Pegiat Lingkungan Pesimis Mangrove di Balikpapan Bisa Bertahan

Editor: Koko Triarko

Perintis Lingkungan khusus Hutan Mangrove di Balikpapan, Agus Bei. –Foto: Ferry Cahyanti
BALIKPAPAN – Pesatnya pembangunan Kota Balikpapan dan pemukiman di sejumlah titik, mengkhawatirkan para penggiat lingkungan. Pasalnya, pemerhati sekaligus pegiat lingkungan Agus Bei pesimis, Balikpapan akan mampu mempertahankan konservasi mangrove.
Pegiat lingkungan yang pernah mendapat Kalpataru untuk kategori Perintis Lingkungan pada 2017 lalu ini pun, menerangkan keberadaan hutan mangrove yang lestari tidak hanya untuk kelangsungan ekologi, namun juga dapat menggerakan roda perekonomian dari sektor pariwisata.
“Saya melihat dengan pembangunan kota Balikpapan kian pesat dan banyak pengembang membangun kompleks perumahan dan apartemen, saya jadi pesimis konservasi mangrove dapat bertahan,” ungkapnya, Rabu, (19/8/2018).
Alasan tidak akan bertahannya itu, karena bila sang pemilik lahan ingin membangun pemukiman, pihaknya tak dapat berbuat. Karena lahan yang ditanami mangrove itu merupakan lahan warga.
“Sekarang begini, kalau masih milik masyarakat, pesimis bisa bertahan.
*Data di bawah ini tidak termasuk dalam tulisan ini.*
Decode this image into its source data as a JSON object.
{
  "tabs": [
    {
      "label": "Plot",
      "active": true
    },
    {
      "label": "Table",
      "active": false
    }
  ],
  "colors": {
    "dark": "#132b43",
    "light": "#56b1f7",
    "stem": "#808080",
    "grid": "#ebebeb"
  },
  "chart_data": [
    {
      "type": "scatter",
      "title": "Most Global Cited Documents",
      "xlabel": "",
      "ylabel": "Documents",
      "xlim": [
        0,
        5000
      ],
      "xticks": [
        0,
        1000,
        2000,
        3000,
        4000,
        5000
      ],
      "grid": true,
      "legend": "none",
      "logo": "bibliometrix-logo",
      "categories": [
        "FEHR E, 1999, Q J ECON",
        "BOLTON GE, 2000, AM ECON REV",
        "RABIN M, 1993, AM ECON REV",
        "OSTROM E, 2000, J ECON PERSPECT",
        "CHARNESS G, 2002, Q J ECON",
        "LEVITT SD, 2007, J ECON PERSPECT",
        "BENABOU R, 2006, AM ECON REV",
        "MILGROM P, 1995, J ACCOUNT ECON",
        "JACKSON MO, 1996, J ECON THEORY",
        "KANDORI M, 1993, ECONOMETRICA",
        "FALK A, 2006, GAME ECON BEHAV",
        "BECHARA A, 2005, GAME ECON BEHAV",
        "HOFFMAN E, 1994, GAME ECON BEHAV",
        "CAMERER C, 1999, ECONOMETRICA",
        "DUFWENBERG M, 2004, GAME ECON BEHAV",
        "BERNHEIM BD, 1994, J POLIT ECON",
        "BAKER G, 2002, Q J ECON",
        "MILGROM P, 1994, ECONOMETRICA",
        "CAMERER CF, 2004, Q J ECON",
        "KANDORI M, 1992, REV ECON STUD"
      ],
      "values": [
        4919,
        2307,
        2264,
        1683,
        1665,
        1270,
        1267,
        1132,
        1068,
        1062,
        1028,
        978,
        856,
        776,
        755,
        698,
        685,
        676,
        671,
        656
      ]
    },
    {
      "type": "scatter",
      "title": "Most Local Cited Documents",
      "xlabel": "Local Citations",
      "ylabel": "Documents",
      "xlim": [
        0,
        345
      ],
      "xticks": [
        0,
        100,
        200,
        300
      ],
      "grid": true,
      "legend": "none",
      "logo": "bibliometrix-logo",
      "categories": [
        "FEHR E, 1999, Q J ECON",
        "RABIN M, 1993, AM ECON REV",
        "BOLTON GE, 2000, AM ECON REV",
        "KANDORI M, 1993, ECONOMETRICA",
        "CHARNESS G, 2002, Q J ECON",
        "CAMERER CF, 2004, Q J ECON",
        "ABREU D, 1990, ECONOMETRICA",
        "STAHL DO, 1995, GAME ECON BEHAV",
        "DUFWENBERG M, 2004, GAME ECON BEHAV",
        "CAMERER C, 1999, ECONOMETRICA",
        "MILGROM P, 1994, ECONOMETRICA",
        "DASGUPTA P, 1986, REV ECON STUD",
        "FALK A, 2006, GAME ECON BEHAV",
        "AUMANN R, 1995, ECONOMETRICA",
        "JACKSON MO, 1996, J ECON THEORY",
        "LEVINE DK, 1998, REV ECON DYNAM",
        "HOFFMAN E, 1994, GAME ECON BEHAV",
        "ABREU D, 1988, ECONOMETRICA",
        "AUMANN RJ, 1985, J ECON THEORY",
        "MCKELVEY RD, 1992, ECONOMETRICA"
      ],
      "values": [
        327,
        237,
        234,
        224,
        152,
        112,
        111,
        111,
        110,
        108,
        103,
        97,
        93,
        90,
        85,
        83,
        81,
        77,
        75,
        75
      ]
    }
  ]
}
Jika yang punya lahan mau membikin, membangun sesuatu, ya saya tidak bisa berbuat apa-apa,” celetuk Agus Bei, yang sudah menjaga hutan mangrove center di kawasan Kelurahan Graha Indah selama 17 tahun.
Agus Bei menceritakan, awal pertama menanam hutan mangrove, dan bahkan pernah dikira gila karena menanam mangrove. “Bersama warga dengan luas sekitar 150 hektare hutan mangrove kini bisa tumbuh dengan rindang dan menjadi kawasan mangrove center yang telah diresmikan Pemerintah Kota Balikpapan,” paparnya.
Menurutnya, saat pertama kali merinstis, lahannya hanya ada 40 hektare dan kini telah menjadi 150 hektare. Dari jumlah itu, 60 persen sudah rusak, kemudian perlahan pihaknya terus melakukan perbaikan dengan menanam kembali tanaman mangrove.
“Jenis mangrove yang ditanam Rhizopora Apiculata dan Rhizopora Mucronata. Sebenarnya jenis mangrove itu banyak sekali. Tapi, jenis yang saya sebut tadi itu pionirnya. Kalau itu tumbuh, maka mangrove yang lain tumbuh juga secara alamiah,” sebut Agus Bei.
Dikatakan Agus Bei, lahan 150 hektare yang kini menjadi hutan mangrove itu merupakan milik masyarakat. Dirinya pun pernah menyampaikan persoalan ini ke Pemkot Balikpapan.
“Soal kepemilikan lahan hutan mangrove ini sudah kami utarakan ke Lurah, Camat Balikpapan Utara, Wali Kota dan DPRD, juga. Ya, tinggal mereka saja berpikir, apakah Balikpapan mau tetap aman,” tandasnya.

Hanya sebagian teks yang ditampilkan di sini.